In the history of mankind, no country has ever developed by depending on foreign aid. Dambisa Moyo, whose book Dead Aid I plowed through in January 2011, opines that Africa needs to be gradually weaned off development aid and the spigots finally shut off and African governments left to their own devices. Previously a lone dissenting voice, Ms Moyo is garnering a rapidly increasing roster of supporters willing to toll the death knell for foreign aid. More are jumping onto this bandwagon.
What should Uganda do to avert its maternal mortality crisis? Here is a list of suggestions from Ms. Magazine, a blog that prides itself in its ‘fearless feminist’ reporting. Emphasis needs to be placed on adequate remuneration for doctors and other healthcare workers. For a long time, it has been expected that health care workers should toil and serve with their morality’s engines powered by altruism, humanism and nationalism alone. That hasn’t worked.
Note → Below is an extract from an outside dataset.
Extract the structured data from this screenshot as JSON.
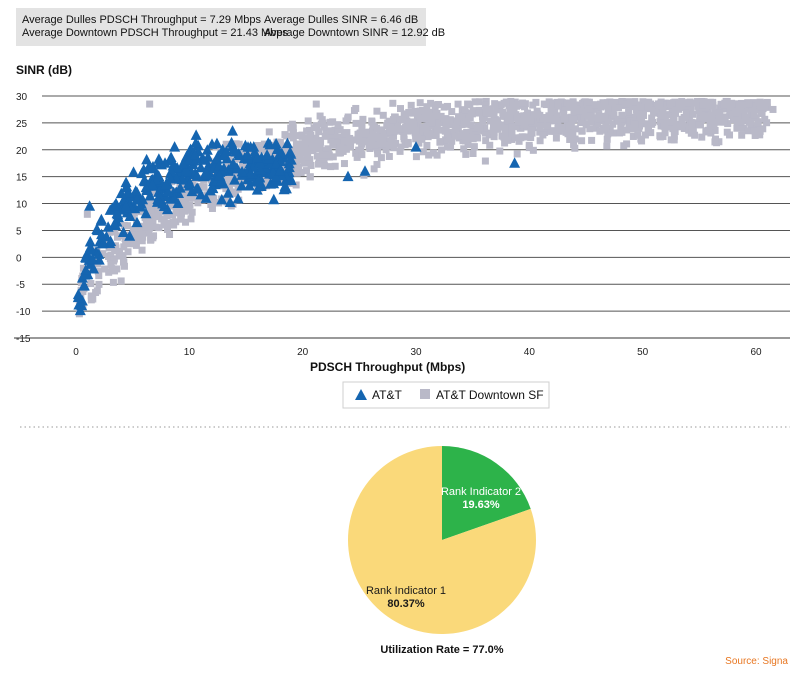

This may be anathema to donors but it needs to be put out there that health care workers with a ‘sufficiently oiled’ vested interest in Uganda are the key to preventing Uganda’s slide into healthcare Armageddon. With that in place, we will probably be seeing the last of the hemorrhage caused by maladies such as absenteeism, presenteeism, healthcare-related corruption and the brain drain. Next would be to institute an overhaul of Uganda’s healthcare system starting with the management of training of healthcare workers being returned to the Ministry of Health from the clearly over-burdened Ministry of Education and Sports.